Frittata Baked With Quinoa, Herbs, and Vegetables

by Diane, M.P.H, M.S.

Whether for breakfast, lunch or dinner, eggs provide an inexpensive, nutritious, and filling meal. Any ingredients that can be added to scrambled eggs are wonderful for frittatas, as well.

The following recipe includes quinoa and is delicious, satisfying, high in protein, portable, and freezable. Quinoa is a super grain, providing all 8 essential amino acids (complete protein). It gets baked in the oven, so it doesn’t need to be precooked. Instead, it settles to the bottom of the pan and creates a moist crust.

Servings: 6

Ingredients:

  • 1 teaspoon butter or oil
  • 1/2 cup uncooked quinoa
  • 8 eggs
  • 1 1/4 cup lowfat or nonfat milk
  • 1 tablespoon chopped garlic, shallot or onion
  • 1+ teaspoon chopped fresh or dried thyme, rosemary, parsley or other herbs
  • 1/2 teaspoon ground black pepper
  • 2 cups packed baby spinach, roughly chopped
  • 1-2 cups chopped vegetables (red and/or green bell peppers, sliced cherry tomatoes, corn, mushrooms, minced parsley, cubed butternut squash, shredded broccoli, etc.)
  • 1 cup finely shredded Cheddar, Parmesan, Romano, or Mozzarella cheese

Directions:

  1. Preheat oven to 350 degrees. Butter,  spray or lightly oil an 8×8 baking dish and set aside.
  2. Using a fine mesh strainer, rinse quinoa with cold running water until water runs clear, to remove bitter saponins. Drain well.
  3. In a large bowl, whisk together eggs, milk, garlic/shallot/onion, thyme, pepper and quinoa. Stir in spinach.
  4. Pour mixture into prepared baking dish. Jiggle dish gently from side to side, so quinoa can settle on bottom in an even layer.
  5. Cover dish with foil and bake until set, about 45 minutes. (I forgot to do this once and the casserole was still excellent!)
  6. Remove foil and sprinkle top evenly with cheese.
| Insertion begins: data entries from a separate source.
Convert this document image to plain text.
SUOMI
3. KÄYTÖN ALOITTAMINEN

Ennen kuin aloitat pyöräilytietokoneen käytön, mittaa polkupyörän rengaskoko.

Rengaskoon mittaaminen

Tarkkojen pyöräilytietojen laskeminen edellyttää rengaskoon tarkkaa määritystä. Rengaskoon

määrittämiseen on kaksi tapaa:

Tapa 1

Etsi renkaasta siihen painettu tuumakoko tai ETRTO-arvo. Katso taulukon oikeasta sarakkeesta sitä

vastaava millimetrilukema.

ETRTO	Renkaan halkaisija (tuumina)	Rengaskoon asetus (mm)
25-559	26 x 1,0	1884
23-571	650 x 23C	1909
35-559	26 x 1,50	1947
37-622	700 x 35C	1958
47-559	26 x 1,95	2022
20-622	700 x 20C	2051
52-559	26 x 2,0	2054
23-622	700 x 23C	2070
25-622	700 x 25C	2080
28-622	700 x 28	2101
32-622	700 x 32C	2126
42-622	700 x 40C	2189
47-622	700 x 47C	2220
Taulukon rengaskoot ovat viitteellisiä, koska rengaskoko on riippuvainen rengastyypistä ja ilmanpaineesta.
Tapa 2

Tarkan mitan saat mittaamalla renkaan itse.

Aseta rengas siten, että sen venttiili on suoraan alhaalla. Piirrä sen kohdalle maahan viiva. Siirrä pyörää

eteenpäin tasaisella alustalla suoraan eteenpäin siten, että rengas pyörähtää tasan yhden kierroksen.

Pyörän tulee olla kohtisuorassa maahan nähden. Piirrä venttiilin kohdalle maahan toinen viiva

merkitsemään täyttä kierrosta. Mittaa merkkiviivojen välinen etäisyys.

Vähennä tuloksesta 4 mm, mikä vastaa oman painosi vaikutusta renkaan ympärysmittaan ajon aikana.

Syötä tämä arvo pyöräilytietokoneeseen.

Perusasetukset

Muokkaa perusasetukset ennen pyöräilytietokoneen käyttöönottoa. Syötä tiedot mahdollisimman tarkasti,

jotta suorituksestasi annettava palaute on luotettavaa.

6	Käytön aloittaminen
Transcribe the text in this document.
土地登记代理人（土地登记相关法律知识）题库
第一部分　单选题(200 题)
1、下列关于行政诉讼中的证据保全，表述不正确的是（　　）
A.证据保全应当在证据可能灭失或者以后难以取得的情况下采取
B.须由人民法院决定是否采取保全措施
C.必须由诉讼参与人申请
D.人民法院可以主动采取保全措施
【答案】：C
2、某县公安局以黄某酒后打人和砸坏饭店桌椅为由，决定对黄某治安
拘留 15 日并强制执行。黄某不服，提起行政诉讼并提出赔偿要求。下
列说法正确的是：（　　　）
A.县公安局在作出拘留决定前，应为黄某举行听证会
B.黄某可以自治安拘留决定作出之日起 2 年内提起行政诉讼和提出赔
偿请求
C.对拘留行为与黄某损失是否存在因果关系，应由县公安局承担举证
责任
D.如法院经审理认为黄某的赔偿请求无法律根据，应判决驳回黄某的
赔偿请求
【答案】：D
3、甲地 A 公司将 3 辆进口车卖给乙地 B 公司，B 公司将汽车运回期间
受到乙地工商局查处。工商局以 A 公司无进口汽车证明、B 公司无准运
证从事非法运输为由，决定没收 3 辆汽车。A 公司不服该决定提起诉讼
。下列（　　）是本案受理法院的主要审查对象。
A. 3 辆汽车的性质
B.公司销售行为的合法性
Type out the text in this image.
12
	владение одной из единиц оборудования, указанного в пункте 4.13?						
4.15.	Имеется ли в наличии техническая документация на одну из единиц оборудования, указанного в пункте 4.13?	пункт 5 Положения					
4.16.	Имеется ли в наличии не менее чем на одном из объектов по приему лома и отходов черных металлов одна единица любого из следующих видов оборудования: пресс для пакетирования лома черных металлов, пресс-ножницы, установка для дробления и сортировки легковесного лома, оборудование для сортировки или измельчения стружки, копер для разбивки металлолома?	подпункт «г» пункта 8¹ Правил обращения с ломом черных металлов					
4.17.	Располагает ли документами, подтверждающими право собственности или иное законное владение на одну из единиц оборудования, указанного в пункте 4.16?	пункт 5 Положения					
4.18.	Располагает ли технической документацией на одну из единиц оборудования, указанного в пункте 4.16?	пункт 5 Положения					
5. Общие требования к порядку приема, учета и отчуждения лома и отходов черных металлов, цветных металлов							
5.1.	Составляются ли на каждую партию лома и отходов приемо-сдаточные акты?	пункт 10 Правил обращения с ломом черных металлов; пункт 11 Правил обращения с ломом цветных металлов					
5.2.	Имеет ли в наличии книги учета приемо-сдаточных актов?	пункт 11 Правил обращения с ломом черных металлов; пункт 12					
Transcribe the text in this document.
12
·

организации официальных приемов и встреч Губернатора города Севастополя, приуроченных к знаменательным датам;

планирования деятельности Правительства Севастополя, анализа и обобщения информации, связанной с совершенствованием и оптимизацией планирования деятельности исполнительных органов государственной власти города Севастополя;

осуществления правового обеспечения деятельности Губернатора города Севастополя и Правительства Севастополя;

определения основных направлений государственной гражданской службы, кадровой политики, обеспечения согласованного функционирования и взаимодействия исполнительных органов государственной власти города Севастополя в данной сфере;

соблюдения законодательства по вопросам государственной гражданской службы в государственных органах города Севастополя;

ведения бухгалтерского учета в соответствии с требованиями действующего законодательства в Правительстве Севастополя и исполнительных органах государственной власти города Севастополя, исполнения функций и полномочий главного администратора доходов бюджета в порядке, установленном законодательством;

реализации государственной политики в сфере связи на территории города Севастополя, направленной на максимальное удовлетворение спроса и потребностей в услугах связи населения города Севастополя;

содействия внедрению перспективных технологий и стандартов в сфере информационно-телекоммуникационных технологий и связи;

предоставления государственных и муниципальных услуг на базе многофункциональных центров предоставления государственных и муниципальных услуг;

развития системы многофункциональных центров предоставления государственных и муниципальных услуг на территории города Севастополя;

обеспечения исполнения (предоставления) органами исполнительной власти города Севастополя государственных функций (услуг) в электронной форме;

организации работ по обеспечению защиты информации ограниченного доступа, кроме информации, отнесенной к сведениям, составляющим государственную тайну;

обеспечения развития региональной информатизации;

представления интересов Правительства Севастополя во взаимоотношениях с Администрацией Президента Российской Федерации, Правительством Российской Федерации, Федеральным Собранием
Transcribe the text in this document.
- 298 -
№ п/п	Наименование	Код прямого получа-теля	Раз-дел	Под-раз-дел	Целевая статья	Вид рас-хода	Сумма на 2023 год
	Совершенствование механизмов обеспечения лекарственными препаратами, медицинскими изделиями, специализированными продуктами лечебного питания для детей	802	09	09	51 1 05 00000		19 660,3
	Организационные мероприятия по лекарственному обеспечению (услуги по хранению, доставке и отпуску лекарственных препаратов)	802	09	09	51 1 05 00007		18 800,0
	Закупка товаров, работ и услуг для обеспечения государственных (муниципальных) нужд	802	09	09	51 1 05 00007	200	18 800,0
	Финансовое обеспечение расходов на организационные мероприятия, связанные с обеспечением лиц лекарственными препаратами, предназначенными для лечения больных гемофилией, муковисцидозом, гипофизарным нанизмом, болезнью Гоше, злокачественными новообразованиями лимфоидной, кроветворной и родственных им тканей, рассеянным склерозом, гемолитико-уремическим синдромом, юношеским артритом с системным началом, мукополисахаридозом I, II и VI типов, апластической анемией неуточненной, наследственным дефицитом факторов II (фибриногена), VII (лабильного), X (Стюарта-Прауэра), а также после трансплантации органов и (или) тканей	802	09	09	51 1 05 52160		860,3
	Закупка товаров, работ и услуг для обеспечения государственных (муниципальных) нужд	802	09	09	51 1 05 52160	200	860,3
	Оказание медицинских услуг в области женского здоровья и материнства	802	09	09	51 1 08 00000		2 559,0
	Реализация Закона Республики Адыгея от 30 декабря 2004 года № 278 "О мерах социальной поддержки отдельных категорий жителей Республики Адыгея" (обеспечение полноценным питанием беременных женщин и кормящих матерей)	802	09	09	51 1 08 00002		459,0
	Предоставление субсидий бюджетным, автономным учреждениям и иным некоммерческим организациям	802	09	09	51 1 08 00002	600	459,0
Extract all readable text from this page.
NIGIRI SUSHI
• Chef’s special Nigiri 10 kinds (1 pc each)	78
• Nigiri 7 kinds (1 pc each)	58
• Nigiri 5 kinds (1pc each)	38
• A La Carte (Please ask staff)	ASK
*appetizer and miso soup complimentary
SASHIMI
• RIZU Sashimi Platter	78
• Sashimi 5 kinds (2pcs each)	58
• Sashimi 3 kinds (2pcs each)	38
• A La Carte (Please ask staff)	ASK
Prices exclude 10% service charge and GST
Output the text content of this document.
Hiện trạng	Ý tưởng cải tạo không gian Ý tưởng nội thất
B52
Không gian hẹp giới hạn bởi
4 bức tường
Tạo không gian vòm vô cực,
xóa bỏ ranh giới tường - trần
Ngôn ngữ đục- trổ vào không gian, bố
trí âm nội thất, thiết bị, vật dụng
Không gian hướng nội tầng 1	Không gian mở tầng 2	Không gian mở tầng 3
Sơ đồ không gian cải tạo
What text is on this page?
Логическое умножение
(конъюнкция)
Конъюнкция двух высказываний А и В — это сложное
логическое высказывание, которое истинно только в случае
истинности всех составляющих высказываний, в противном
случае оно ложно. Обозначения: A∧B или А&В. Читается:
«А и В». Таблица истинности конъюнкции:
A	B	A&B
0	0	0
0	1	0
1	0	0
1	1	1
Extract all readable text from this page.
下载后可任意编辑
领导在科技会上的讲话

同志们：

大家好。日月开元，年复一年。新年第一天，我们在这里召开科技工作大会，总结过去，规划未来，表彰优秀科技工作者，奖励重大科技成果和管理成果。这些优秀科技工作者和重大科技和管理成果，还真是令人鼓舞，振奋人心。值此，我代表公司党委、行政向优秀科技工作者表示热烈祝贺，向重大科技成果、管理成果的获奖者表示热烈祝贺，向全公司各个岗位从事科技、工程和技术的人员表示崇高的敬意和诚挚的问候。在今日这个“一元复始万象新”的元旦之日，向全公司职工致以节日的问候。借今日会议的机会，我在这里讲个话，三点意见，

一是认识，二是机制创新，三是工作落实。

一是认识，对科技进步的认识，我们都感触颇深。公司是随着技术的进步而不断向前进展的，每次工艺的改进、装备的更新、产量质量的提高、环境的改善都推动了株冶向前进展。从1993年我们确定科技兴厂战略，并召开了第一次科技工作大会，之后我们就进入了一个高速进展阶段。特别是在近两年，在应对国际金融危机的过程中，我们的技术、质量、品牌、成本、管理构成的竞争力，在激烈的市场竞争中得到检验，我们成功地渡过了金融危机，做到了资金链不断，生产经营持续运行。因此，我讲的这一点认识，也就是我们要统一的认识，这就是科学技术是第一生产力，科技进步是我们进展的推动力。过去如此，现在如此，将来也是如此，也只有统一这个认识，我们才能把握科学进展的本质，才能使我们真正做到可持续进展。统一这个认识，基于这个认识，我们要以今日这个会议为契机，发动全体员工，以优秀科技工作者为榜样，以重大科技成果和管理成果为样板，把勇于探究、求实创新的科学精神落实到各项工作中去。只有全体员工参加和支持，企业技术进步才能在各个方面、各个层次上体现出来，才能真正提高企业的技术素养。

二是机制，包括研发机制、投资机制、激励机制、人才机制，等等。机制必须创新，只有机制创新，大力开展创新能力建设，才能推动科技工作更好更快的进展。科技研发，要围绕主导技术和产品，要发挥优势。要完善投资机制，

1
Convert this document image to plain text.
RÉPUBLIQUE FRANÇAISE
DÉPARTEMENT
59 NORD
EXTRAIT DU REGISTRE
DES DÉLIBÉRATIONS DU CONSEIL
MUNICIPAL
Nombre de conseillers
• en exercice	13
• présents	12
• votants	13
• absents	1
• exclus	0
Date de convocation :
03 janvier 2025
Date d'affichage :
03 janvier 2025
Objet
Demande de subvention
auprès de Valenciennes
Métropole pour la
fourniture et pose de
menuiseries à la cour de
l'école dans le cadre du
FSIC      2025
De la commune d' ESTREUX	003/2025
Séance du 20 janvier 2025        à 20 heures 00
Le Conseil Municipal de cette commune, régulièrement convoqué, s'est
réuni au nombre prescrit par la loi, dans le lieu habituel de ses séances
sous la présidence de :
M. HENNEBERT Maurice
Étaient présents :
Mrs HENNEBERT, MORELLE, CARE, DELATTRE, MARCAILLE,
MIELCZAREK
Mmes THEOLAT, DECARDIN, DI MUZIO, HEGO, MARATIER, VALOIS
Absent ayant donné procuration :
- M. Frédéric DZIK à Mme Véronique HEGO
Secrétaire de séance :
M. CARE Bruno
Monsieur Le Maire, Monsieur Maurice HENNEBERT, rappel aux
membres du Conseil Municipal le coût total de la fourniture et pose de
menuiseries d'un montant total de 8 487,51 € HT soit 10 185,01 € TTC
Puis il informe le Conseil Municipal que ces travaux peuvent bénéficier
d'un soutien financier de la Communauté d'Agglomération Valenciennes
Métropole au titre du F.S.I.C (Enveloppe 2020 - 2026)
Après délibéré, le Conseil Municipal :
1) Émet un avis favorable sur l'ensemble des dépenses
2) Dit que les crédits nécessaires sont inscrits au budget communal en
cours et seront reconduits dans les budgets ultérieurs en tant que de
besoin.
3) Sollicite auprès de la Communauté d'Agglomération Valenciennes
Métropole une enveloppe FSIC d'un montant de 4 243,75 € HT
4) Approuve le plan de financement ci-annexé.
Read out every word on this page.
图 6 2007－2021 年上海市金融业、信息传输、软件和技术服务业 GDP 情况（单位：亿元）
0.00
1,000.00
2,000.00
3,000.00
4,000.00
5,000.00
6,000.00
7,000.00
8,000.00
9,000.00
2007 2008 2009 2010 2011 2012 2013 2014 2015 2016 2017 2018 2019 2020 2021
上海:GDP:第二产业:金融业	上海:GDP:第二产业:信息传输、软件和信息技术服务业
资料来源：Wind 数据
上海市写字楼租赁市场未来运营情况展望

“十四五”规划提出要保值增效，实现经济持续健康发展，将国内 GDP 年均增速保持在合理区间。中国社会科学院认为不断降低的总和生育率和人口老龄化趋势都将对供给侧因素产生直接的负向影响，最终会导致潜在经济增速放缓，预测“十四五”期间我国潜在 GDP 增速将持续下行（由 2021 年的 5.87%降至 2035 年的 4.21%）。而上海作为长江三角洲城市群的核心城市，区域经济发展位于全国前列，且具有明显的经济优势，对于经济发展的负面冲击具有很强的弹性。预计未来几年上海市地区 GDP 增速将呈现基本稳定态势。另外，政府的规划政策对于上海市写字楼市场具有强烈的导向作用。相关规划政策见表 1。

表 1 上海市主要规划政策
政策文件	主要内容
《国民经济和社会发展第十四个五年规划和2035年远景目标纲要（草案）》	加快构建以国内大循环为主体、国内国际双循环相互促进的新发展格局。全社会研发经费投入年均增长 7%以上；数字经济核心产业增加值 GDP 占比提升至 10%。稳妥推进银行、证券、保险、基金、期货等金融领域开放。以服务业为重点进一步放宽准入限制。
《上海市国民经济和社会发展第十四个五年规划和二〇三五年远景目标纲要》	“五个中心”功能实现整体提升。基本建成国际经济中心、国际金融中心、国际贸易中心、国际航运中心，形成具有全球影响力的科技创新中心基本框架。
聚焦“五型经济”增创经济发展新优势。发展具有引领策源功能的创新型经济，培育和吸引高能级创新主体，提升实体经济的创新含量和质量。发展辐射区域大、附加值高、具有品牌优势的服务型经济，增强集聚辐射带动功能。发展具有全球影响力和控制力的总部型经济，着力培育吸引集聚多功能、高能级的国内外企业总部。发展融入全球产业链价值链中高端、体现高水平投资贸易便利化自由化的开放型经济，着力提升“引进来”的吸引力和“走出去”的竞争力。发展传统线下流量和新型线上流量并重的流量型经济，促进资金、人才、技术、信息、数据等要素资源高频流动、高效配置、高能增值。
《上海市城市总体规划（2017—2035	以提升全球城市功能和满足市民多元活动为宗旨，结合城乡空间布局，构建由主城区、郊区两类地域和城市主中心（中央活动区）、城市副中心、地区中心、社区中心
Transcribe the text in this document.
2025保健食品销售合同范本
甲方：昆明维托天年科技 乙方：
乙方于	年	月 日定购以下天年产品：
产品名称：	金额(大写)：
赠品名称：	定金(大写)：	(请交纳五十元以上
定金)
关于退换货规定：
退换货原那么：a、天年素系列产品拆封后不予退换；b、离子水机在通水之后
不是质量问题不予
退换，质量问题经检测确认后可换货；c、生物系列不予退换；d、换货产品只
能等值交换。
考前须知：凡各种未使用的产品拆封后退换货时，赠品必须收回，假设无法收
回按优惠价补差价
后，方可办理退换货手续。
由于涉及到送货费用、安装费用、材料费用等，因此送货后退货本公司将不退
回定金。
Return to oven and bake, uncovered, until golden brown and crisp, 10-15 minutes more.
  7. Set aside to cool briefly, then slice and serve.

Variations:

  1. Pour the above mixture into a 12-cup muffin tin to create mini frittatas. First spray or lightly oil the muffin tin, or insert cupcake papers. Fill muffin tin cups just below the rim with mixture. Do not cover with foil. Bake until set, approximately 25 minutes. Carefully add cheese, return to oven and bake until golden brown and crisp.
  2. Layer frittata serving or mini frittata between bagel or English muffin halves, or slices of whole grain bread for an on-the-go sandwich.

Nutrition per serving: 

260 calories (130 from fat), 14g total fat, 6g saturated fat, 300mg cholesterol, 14g carbohydrates (2g dietary fiber, 3g sugar), 18g protein.

Freezing frittatas:

Individual frittatas make convenient, portion-controlled meals that can be prepared in advance. Wrap each serving tightly to prevent freezer burn, and store in freezer for up to one month. When ready to eat, remove desired portions, defrost overnight in refrigerator, and rewarm the next day in a 350 degree oven for 12-15 minutes.